At the same time, LeEco also issued a statement clarifying its commitment to the India market on Monday after media reports surfaced saying the company was making major cuts in the country in possible preparation for a withdrawal.

The publicly traded LeEco is just one component of a much-larger company with many parts, most of them still privately held and involved in enterprises as diverse as sports broadcasting, smartphone manufacturing and new-energy car production. But the publicly traded firm has become a bellwether for a company now facing a cash crunch due to its breakneck expansion into a wide range of geographies and new product areas over the last two years.

LeEco shares closed slight higher at 32 yuan ($4.64) on Monday after tumbling over the previous two days. The stock is down nearly 30% since November, when reports first emerged that it was have trouble repaying some of its suppliers.

The latest selloff came as China Bridge Capital, one of LeEco’s biggest shareholders and a strategic partner, sold nearly 20 million of the company’s shares on Friday for about 634 million yuan, according to data from Wind. Those sales followed China Bridge Capital’s sale of another 8.2 million LeEco shares in January, raising 320 million yuan.

China Bridge Capital released a statement over the weekend stating why funds sometimes reduce their positions in companies, but without directly addressing the LeEco-share sale. China Bridge added it is still confident about LeEco’s future development, and noted the pair still cooperates in many areas.

Meantime, retailing giant Suning Commerce Group Co. Ltd. said it had won exclusive new-media rights to broadcast 2017 regular season games from China Super League, the nation’s premier soccer league. That appeared to show that LeEco’s sports arm, LeSports, had lost the rights to broadcast those games, which was part of a five-year deal that it signed a year ago.

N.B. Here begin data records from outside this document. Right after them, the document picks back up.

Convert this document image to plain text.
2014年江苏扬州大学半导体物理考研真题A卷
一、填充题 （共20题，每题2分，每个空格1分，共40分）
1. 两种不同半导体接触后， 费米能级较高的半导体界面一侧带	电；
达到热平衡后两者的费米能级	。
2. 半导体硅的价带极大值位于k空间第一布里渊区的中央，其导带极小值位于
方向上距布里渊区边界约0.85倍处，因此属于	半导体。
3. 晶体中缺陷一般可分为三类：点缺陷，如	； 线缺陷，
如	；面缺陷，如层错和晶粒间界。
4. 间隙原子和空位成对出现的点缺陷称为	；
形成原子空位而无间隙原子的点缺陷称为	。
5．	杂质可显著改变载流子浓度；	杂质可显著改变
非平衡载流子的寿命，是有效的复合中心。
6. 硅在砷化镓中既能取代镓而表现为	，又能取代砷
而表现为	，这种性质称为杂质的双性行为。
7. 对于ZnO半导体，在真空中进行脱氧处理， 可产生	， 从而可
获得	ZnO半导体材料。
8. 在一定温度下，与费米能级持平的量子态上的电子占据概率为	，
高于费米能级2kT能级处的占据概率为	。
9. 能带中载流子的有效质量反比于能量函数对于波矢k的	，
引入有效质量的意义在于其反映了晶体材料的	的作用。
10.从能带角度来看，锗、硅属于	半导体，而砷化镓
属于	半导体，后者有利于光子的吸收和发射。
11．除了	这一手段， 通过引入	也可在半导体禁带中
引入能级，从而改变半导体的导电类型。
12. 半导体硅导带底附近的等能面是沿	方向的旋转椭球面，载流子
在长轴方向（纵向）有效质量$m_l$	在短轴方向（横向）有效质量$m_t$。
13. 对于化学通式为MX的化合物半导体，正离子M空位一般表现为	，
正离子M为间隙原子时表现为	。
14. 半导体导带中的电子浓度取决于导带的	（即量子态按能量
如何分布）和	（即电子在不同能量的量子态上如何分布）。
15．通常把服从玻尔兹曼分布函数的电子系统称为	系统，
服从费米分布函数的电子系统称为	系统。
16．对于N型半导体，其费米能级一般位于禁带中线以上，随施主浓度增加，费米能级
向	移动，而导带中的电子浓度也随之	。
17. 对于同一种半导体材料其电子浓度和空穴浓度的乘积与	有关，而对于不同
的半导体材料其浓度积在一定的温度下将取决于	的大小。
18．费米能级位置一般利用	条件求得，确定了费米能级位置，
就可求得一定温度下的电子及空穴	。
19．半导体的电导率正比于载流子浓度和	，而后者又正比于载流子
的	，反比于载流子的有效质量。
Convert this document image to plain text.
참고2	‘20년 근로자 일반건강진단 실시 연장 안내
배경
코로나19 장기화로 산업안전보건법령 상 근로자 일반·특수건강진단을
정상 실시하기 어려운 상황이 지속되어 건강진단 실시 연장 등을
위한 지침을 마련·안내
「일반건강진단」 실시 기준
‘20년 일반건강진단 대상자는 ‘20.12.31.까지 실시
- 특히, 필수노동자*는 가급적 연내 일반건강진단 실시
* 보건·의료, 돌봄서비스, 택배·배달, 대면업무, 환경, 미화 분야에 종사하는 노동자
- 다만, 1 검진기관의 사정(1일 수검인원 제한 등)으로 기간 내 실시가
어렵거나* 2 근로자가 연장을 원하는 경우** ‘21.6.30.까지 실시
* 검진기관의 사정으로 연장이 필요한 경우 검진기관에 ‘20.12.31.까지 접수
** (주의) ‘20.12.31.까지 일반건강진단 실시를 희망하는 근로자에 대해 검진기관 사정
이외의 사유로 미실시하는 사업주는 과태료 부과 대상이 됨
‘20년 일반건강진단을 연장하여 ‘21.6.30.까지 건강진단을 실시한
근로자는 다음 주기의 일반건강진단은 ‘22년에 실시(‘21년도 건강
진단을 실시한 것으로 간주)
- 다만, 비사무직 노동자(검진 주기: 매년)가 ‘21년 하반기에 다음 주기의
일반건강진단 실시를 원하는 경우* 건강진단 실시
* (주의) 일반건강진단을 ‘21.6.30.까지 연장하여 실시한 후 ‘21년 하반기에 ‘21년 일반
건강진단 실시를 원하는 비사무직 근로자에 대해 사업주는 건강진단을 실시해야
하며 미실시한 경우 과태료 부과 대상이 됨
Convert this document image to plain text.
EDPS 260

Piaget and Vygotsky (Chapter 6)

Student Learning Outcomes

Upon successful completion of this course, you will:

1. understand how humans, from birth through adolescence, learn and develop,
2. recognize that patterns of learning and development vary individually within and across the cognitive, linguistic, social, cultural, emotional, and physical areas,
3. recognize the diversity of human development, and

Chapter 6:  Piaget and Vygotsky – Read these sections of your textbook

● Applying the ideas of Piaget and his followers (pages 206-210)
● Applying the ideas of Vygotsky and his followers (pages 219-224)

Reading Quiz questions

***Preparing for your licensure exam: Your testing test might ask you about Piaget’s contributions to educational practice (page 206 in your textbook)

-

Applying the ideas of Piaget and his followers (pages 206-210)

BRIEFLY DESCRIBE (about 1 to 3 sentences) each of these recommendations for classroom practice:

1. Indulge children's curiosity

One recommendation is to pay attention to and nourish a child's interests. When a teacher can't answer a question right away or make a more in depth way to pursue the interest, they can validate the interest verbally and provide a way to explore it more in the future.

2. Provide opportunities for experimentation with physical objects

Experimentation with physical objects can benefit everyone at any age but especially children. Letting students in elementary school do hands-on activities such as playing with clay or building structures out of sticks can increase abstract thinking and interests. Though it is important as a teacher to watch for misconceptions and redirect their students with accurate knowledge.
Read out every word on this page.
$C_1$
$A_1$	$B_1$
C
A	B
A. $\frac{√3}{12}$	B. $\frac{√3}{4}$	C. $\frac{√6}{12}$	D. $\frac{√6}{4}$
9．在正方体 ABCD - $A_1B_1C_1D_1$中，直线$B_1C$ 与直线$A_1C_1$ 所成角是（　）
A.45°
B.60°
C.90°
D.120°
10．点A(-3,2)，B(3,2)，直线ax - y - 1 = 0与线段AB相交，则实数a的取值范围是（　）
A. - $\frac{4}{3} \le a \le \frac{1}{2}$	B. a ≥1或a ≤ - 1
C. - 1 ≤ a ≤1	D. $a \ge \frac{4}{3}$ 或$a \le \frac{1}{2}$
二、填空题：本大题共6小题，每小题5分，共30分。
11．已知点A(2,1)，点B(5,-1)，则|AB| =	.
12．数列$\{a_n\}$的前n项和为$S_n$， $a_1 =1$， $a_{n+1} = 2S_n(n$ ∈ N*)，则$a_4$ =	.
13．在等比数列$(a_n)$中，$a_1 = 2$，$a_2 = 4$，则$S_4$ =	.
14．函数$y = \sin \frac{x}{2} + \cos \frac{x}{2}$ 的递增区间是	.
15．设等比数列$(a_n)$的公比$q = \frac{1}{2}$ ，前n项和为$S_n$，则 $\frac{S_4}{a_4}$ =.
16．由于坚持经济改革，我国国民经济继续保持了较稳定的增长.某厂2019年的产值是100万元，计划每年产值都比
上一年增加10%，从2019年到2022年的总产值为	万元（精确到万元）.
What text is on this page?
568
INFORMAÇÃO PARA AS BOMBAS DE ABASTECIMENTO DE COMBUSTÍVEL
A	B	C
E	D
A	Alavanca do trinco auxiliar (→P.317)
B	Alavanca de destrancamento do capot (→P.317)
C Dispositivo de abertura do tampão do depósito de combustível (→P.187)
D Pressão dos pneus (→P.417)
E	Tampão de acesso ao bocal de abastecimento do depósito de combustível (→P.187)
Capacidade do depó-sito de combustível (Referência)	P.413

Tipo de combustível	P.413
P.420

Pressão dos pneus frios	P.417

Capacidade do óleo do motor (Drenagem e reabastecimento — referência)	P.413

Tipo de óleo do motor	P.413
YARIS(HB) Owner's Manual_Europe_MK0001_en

A source close to the deal told Caixin that Suning, which will broadcast the games over its PPTV online video service, paid about the same as the 1.35 billion yuan that was part of LeSports’ winning bid for that part of its five-year deal.

LeSports’ loss of the China Super League rights came just a week after it was stripped of similar rights to broadcast Asian Football Confederation (AFC) Champions League games in China. LeSports had previously signed a four-year, $100 million deal in 2015, winning exclusive rights to transmit all AFC Champions League games in China between 2017 and 2020.

Both deals were part of a spending spree that won LeSports a slew of broadcast rights, both exclusive and nonexclusive, to competitions including the Chinese Super League, the National Basketball Association, Major League Baseball, and the English Premier League (EPL).

As those negative developments circulated, LeEco stepped in to counter other media reports saying the company had laid off 85% of its local staff in India and might be preparing to abandon the market.

“India is one of the most important strategic markets for LeEco and hence there’s no exit plan,” LeEco said in a statement on Monday. “Now LeEco India has shifted its strategy from fast market expansion to focusing on healthy and sustainable growth, which is a natural adjustment in terms of cadence, tactics and operations.”

LeEco said the media reports, which cited unnamed sources, had failed to include “this important context and hence delivered misleading messages to the market and our users.”

“The current workforce in India is well-aligned to the expected scale of operations and is in line with industry benchmarks,” LeEco said. “Moreover, LeEco India has a robust R&D team working for India as well as for LeEco globally, as R&D function has always been a high priority for the company’s long-term business goals.”